Words by Jordyn Brown, Photo provided by Creative Commons
The terrorist attacks that occurred on November 13th, 2015 will mark a day Paris will never forget. These events sent a shockwave through the entire world, even though all of us were unaware of the aftershock that would follow for the next year.
Since the initial attack on Paris there have been at least 10 confirmed terrorist attacks in the European Union. The frequency of these incidents mirrors the back-to-back wildfires Oregon experienced last year and spurring what The New York Times is calling “the summer of anxiety.”
This feeling of anxiety is tangible. It’s surrounding tourist spots like the Eiffel Tower and the Roman Colosseum. It’s pressed close to you as you ride the crowded metro for just a few blocks during busy hours. It’s an anxiety that is incomprehensible to many in the United States as they drive to work or walk to class, comfortably confident they will arrive safely. It is doubtful that an ocean away, the panic of coming face-to-face with a terror attack is on people’s minds daily.
While they are entirely different events in our world’s history, these repeated attacks are as unrelenting as raging wildfires. Fueled by hatred and fear of one group and sparked by a complicated international political and social conflict, these began by spreading quietly and low to the ground until finally growing to the level they are at today. As we look forward, the question on many people’s minds is how exactly we are to extinguish these flames until these horrific events become mere ashes in the pages of our history books.
But for some, this summer will never be just a chapter. It is critical to remember that even from across the Atlantic Ocean, to many people in the U.S. these attacks were more than just a #PrayforParis tweet.
These attacks were family, and homelands. They meant seeing breaking news and American headlines, and waiting by the phone for a call that sometimes would never come. They meant preparing what to say when people inevitably would ask, “How was your summer?”
In other cases they meant disappointment at hardly any outpour of grief at all. A discussion has been posed in the wake of these events on the fact that there is a significant difference in the worldwide grief offered to countries like France or Germany than is offered after attacks in countries like Turkey, Bangladesh, or Saudi Arabia. It poses the question of why so many are willing to perk up and support some countries over others, and has been cause of frustration for many who have recognized this unbalance.
For Simon Stevens, a junior at the University of Oregon and member of the men’s tennis team, it was a moment of shock followed by a strange feeling of distance. Being originally from Belgium, Stevens was bombarded with notifications the morning after the terror attack in Brussels in March while travelling with the team.
“It was kind of weird because for a long long time we would only hear about those things on tv, but nothing ever happened here [in Belgium]. It was pretty safe,” says Stevens. “But then it happened here in Brussels and we thought, ‘Wow we’re not going to be safe anywhere.’”
Fortunately, many of those notifications were messages reporting the safety of his friends and family back home.

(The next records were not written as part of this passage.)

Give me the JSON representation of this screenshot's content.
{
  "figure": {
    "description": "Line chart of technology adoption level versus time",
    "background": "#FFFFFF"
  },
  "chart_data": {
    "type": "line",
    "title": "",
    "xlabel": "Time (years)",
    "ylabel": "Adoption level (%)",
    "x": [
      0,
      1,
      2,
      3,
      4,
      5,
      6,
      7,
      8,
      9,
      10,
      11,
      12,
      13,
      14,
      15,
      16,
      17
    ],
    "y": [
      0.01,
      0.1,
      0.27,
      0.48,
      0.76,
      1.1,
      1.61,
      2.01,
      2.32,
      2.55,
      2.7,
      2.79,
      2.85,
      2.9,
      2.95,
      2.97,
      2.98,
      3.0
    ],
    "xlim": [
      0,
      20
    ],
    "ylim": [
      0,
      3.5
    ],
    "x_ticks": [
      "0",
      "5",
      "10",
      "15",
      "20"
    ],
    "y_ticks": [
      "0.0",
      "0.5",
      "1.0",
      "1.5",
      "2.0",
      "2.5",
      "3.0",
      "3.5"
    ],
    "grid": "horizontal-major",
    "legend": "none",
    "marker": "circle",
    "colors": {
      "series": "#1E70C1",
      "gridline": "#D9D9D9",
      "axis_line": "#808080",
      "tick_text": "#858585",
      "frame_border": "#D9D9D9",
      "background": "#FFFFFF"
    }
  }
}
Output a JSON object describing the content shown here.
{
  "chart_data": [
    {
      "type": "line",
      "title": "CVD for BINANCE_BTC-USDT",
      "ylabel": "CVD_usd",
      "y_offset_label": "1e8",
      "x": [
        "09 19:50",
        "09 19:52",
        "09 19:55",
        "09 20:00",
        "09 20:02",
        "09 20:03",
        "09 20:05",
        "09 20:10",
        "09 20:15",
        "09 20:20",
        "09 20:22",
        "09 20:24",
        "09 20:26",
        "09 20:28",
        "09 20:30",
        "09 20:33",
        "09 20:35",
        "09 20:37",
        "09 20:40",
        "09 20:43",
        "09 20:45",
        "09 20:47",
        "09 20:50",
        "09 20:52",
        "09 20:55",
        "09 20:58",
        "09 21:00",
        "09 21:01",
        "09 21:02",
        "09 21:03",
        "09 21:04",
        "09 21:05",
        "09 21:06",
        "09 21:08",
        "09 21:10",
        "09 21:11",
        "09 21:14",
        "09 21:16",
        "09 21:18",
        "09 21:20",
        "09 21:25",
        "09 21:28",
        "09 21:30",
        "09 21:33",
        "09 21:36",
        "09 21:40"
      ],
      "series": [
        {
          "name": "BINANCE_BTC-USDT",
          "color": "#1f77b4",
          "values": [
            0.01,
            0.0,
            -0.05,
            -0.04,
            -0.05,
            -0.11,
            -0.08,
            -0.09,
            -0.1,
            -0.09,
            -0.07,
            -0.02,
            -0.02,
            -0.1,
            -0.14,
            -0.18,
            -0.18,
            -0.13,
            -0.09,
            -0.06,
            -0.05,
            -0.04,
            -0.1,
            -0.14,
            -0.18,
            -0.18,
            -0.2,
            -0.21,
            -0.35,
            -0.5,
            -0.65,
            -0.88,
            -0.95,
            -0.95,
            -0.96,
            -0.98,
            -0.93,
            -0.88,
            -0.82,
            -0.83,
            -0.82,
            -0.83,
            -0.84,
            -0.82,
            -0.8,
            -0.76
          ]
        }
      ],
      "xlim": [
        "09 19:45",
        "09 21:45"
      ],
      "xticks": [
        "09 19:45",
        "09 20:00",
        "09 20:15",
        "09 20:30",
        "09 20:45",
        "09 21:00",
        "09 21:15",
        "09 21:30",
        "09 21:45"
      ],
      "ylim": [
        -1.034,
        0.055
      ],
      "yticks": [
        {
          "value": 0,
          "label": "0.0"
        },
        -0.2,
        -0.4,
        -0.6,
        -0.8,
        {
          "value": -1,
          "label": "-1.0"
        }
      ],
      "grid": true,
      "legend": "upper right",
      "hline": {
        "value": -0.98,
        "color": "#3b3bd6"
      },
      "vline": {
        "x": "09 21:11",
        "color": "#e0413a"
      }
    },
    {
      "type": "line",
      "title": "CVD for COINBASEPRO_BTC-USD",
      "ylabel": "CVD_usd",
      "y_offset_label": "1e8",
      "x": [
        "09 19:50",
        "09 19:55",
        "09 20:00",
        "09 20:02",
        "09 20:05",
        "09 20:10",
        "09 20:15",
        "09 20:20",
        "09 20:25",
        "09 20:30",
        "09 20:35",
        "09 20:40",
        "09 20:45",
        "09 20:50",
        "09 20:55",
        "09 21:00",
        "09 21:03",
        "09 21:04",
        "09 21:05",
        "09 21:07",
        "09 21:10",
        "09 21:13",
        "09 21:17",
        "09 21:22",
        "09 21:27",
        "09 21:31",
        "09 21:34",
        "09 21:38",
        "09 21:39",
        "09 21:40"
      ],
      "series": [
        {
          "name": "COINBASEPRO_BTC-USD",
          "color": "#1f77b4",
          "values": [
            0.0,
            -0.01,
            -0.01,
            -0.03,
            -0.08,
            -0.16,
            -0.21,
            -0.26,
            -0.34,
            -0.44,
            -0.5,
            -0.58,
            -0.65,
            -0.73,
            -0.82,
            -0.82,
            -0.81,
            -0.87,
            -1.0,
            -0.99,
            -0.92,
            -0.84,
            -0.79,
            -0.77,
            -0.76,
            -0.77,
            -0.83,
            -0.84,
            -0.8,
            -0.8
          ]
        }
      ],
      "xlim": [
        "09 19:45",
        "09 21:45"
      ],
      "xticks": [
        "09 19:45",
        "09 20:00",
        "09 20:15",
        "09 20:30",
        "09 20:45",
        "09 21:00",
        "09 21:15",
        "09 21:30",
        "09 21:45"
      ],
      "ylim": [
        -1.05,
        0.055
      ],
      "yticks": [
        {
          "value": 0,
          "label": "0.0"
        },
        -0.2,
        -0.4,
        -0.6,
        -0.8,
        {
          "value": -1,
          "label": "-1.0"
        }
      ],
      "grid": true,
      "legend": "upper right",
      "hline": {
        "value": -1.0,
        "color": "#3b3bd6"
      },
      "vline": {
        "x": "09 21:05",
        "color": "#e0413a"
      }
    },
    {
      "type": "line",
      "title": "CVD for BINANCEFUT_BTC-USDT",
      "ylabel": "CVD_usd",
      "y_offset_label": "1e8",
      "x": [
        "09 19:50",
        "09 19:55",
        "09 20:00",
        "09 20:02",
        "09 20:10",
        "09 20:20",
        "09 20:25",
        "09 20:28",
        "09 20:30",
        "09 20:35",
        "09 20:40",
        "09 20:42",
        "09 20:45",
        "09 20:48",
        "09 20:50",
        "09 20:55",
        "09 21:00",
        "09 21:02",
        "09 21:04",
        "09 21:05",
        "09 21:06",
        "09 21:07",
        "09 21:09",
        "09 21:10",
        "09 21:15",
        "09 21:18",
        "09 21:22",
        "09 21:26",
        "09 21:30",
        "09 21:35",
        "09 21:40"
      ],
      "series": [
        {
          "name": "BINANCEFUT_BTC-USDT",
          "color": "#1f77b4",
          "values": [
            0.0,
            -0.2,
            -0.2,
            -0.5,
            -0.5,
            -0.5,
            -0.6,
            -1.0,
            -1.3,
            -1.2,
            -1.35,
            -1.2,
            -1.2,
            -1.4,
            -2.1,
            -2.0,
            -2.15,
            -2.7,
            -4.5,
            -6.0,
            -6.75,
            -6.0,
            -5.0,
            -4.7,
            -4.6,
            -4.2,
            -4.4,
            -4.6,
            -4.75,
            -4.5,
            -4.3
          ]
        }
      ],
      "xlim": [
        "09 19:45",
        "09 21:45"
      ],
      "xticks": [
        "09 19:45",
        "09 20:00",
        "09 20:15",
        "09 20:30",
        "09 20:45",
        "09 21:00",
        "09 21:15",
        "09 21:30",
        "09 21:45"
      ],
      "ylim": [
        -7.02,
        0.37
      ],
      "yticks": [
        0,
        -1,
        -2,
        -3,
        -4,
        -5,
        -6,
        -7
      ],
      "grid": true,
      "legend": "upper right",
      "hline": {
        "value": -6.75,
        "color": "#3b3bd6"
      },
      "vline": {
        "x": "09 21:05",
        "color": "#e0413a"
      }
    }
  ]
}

“It was kind of weird to be so far away,” says Stevens. “For example if i was at school here [in Belgium] they would have cancelled class and I would have been very affected. My life would have been really different, but [in Eugene] my life didn’t really change the next seven days, I still went to class.”
Stevens recalls the day of the incident being stuck in what he calls “a tennis bubble,” having to go on with the rest of his day and the match despite the incident back home, strangely straddling the line between here and there.
“Everyone was texting me if it was fine, and I just realized it was something bigger than Belgium,” he says.
But being that he was fortunately only secondhand affected, Stevens says what makes him most sad is these terror attacks in Brussels will be the only image people see when they think of his home country.
“We also have the beer, the french fries, the chocolate, you know?” he says.
As citizens of this U.S. melting pot, it may be difficult for us to fully comprehend the magnitude of impact these attacks have on the greater population. It can be easy to forget just how closely these hit to home for some, even if their home in Oregon is some 8,000 miles from home in Belgium.
Coming out of this “summer of anxiety,” and being United States citizens so far removed from the personal implications of this international conflict, we all have a responsibility to our fellow neighbors to extend compassion. As Westerners we are fortunate to not be in the center of this wave of attacks, but being that so many are not, it is the least we can do for those who may be secretly struggling to not be engulfed by its flames.